There is an increase in the heart rate and stroke volume, as a result the cardiac output increases. There is fall in the systemic and pulmonary vascular resistances during second trimester of pregnancy. Due to this fall in systemic vascular resistance, there is an increase in the level of aldosterone which induces an increase in plasma volume compared to red cell mass (This is responsible for physiological anaemia of pregnancy).

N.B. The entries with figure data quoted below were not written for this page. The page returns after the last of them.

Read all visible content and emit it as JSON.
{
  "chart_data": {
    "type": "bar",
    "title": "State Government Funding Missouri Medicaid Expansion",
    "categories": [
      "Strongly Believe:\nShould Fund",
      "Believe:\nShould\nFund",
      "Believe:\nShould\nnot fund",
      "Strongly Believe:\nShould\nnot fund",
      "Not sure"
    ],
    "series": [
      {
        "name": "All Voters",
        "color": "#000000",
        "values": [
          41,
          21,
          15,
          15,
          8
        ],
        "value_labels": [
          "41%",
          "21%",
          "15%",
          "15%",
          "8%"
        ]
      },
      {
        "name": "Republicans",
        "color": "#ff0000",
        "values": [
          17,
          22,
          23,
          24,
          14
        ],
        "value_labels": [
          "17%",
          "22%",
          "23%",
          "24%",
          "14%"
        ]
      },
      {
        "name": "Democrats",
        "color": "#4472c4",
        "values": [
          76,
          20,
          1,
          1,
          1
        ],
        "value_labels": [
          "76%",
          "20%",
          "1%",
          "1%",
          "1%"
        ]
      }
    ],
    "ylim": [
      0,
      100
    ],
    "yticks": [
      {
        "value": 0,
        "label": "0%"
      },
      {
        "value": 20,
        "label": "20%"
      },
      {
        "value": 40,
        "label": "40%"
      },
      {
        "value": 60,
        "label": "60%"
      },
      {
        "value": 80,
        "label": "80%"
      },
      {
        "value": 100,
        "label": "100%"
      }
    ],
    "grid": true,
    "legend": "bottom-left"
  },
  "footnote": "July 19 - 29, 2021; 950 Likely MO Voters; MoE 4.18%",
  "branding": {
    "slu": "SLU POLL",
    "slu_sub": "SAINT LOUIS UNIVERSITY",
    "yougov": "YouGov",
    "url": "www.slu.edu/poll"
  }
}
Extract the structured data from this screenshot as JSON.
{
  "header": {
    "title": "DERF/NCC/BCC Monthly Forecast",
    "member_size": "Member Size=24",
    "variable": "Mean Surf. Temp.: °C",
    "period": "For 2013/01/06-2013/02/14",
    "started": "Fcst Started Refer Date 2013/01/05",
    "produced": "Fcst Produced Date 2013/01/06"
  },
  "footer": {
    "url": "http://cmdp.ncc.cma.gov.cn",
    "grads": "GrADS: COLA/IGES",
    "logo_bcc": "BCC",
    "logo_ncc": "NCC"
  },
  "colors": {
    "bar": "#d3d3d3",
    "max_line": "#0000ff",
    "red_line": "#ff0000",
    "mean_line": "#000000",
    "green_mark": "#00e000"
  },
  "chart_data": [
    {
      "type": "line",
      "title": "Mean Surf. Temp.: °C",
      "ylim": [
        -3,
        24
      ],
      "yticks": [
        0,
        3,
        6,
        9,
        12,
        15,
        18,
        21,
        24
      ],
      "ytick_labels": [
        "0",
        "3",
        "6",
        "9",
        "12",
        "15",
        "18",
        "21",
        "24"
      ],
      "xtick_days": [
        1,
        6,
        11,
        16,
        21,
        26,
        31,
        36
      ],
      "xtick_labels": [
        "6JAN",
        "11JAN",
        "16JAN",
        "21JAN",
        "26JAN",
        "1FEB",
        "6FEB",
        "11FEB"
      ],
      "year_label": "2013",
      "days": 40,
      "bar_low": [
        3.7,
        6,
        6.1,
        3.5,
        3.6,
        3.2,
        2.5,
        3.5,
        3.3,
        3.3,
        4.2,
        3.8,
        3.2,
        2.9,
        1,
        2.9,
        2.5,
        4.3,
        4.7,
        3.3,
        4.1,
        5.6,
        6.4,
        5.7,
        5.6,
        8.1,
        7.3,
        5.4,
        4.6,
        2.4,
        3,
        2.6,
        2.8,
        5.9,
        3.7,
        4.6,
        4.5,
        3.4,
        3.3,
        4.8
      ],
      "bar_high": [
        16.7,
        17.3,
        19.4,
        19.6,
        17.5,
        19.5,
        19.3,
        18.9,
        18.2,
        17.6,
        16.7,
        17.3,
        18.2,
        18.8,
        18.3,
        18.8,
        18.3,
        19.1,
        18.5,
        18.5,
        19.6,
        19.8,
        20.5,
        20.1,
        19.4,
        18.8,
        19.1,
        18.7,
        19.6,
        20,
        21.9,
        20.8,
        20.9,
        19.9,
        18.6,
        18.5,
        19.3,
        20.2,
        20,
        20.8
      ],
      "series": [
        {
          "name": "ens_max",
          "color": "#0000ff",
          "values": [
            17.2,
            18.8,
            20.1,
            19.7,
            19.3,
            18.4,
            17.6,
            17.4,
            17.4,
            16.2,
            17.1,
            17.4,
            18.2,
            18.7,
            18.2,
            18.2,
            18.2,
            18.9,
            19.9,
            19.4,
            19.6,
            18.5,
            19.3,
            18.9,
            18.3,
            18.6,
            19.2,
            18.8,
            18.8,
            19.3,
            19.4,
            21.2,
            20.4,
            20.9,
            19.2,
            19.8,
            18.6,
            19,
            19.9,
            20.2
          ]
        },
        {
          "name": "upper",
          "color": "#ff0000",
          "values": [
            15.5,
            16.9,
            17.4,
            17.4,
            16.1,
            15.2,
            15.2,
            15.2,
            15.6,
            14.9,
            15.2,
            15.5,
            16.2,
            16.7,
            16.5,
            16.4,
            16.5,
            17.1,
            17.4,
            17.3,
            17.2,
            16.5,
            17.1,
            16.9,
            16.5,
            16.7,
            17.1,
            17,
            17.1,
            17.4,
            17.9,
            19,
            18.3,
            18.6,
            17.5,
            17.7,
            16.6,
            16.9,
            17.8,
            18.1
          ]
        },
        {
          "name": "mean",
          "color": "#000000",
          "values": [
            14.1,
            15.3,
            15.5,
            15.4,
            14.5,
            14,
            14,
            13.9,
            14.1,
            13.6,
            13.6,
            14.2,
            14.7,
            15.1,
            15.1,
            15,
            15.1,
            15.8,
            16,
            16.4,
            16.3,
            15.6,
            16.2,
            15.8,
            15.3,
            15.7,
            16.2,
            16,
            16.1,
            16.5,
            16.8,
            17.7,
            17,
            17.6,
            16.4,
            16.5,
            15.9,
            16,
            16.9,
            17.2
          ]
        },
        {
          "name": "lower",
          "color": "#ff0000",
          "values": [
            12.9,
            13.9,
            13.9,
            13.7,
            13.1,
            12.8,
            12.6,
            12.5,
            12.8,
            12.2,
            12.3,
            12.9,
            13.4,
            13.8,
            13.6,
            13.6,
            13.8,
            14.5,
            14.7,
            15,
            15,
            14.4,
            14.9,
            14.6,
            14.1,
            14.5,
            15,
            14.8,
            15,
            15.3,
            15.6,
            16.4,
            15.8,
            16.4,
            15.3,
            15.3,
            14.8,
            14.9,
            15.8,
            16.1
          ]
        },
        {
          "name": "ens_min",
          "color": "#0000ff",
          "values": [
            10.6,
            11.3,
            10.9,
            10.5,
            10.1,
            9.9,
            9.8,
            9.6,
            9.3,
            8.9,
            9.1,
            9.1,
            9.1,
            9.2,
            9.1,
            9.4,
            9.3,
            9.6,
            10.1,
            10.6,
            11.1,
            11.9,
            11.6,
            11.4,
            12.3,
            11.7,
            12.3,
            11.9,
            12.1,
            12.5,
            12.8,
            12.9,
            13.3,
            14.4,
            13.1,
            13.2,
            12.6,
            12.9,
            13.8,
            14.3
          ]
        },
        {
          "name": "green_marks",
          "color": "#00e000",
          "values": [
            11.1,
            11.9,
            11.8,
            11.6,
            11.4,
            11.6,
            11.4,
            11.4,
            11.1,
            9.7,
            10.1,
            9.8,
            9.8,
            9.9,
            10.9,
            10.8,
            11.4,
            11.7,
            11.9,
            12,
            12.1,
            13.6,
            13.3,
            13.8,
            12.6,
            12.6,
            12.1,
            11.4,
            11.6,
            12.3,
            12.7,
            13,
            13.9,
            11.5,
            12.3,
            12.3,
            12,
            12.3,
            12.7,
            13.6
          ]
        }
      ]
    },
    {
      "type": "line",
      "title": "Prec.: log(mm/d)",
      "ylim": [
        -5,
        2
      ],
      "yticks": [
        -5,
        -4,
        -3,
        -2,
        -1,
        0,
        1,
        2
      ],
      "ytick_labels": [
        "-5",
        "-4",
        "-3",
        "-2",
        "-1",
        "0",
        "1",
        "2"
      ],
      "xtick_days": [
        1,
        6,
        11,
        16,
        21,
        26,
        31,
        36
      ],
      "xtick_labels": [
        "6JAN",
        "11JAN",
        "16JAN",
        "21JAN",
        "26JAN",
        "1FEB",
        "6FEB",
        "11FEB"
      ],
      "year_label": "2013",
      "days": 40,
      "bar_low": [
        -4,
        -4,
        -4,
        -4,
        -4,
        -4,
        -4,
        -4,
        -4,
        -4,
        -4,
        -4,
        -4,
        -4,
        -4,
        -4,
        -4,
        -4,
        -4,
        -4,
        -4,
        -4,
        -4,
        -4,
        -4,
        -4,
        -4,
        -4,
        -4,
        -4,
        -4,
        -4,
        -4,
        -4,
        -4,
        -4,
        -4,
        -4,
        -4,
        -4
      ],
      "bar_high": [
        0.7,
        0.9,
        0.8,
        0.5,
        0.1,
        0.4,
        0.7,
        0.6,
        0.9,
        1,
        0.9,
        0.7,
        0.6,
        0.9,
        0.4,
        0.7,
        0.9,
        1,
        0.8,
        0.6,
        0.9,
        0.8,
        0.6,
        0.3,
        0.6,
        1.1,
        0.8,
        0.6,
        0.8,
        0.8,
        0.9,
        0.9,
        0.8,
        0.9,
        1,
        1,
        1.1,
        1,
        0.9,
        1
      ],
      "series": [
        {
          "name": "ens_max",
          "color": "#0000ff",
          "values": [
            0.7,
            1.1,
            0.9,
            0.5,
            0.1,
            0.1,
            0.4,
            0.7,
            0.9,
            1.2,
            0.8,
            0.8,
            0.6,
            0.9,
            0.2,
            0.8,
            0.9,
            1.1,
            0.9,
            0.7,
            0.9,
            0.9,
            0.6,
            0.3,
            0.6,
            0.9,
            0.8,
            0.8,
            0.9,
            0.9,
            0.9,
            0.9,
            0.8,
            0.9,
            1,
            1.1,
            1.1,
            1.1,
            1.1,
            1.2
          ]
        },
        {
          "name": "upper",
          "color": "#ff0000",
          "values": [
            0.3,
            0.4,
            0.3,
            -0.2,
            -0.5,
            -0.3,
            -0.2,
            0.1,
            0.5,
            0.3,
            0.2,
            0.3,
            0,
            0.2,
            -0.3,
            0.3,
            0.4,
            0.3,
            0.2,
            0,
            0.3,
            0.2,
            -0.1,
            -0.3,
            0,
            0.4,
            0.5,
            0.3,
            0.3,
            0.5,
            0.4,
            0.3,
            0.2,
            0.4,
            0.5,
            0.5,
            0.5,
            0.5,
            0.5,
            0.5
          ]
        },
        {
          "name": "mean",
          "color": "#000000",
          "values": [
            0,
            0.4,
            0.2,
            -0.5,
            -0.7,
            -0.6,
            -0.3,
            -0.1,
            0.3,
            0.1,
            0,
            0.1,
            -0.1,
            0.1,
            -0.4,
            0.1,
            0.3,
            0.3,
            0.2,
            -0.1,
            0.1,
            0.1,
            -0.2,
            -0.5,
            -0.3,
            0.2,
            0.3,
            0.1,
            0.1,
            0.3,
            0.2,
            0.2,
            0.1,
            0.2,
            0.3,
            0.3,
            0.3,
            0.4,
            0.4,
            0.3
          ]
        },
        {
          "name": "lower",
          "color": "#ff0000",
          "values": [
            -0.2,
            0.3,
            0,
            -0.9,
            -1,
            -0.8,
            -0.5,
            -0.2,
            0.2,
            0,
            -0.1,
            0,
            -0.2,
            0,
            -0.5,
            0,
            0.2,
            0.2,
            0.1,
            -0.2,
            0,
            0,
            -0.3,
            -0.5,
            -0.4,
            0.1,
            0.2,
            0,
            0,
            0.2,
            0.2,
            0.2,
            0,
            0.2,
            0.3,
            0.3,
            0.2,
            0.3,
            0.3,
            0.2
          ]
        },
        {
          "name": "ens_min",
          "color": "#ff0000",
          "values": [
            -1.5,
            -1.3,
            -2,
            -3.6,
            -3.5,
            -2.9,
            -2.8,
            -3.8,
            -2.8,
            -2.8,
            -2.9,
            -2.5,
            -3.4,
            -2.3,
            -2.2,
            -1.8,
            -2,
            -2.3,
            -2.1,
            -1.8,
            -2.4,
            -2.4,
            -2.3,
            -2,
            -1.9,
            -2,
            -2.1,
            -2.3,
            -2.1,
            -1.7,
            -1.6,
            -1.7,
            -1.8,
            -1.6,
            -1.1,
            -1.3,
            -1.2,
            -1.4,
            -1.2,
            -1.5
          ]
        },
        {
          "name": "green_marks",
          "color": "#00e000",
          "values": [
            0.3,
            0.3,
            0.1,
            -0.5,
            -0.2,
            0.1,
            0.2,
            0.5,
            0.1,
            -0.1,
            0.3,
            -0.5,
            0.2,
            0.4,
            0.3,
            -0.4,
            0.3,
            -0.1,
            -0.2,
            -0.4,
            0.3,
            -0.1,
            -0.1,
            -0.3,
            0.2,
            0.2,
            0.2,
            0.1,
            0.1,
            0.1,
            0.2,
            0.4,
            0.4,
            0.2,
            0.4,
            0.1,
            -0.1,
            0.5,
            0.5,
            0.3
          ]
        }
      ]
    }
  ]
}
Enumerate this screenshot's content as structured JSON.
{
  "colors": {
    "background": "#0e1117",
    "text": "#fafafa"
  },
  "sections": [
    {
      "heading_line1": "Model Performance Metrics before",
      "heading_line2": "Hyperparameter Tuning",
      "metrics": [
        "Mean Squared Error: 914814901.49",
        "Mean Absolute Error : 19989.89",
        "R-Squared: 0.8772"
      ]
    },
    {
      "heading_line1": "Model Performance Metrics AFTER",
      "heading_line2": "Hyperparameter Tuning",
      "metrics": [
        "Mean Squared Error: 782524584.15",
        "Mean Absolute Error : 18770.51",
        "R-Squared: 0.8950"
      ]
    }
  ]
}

Dyspnoea during Pregnancy:

About 40-60% of pregnant females complain of dyspnoea during pregnancy. Physiological hyperventilation of pregnancy is caused by altered chest wall muscle proprioception due to an increase in respiratory stimulation, physiological dyspnoea occurs early in the pregnancy and improves during labour and does not occur at rest. The important common pulmonary causes of dyspnoea during pregnancy are asthma, aspiration, pulmonary thromboembolism, pneumonia, amniotic fluid embolism and air embolism etc.

  1. Asthma in pregnancy: If asthma is not controlled during pregnancy, it can increase the incidence of preterm labour and growth retardation. In various studies, it was shown that about 35% of cases of asthma will worsen, 30% will improve and rest will remain unaltered during pregnancy. Therapy of asthma during pregnancy does not differ from that in a non pregnant patient. If the patient is on oral or inhaled steroids, she should be started on parental hydrocortisone before labour.
  2. Restructive lung disease during pregnancy: Most of the restrictive lung diseases constitute relative contraindications to pregnancy. However, if FVC is less than 1L, pregnancy should be avoided. The clinical course of sarcoidosis is not altered by pregnancy. However, pregnant patient of sarcoidosis who have stage IV disease, or have advanced age will have poor prognosis. In progressive systemic sclerosis with renal failure, the pregnancy should be avoided. Worsening of systemic lupus erythematosus is uncommon during pregnancy.
  3. Deep venous and pulmonary thromboembolism: Pregnancy is a hypercoagulable state (venous stasis, increased clotting factors and decreased fibrinolytic activity. Heparin is the drug of choice for anticoagulation. Warfarin is given between 6-12 week’s can produce embryopathy (stippled epiphyses, nasal hypoplasia).
  4. Amniotic Fluid Embolism: It presents as a sudden, unexpected shock during or after labour followed by respiratory distress. About 10-15% patients develop seizures and disseminated intravascular coagulation. The diagnosis is made on clinical grounds and confirmed by taking a sample from pulmonary artery and showing fat globules. Pathophysiologically, there is mechanical obstruction of pulmonary vasculature, increased alveolar capillary leakage and anaphylaxis due to foetal antigens. Management is largely supportive. Mechanical ventilation and diuresis may be required.
  5. Pleural Diseases: During pregnancy due to increased blood volume, there is increased incidence of benign pleural effusion. Choriocarcinoma may metastasize to the lung or pleura producing haemorrhagic pleural effusion.
  6. Pneumonia complicating pregnancy: The incidence of pneumonia is not increased during pregnancy. However, if pneumonia occurs, it can have progressive course. Mortality is increased due to : reduced lymphocyte proliferation, reduced cell mediated cytotoxicity and reduced lymphokine response.

Tuberculosis and Pregnancy:

Some studies have shown an increased incidence of relapse of tuberculosis during post partum period. In preantibiotic era, there was increased maternal mortality from untreated tuberculosis. Treatment of tuberculosis is similar to that of non pregnant patient. Streptomycin is contraindicated for fear of ototoxicity. Some studies have shown that use of Rifampicin during pregnancy can produce limb reduction, central nervous system abnormality and decreased prothrombin levels. But Rifampicin continues to be given during pregnancy.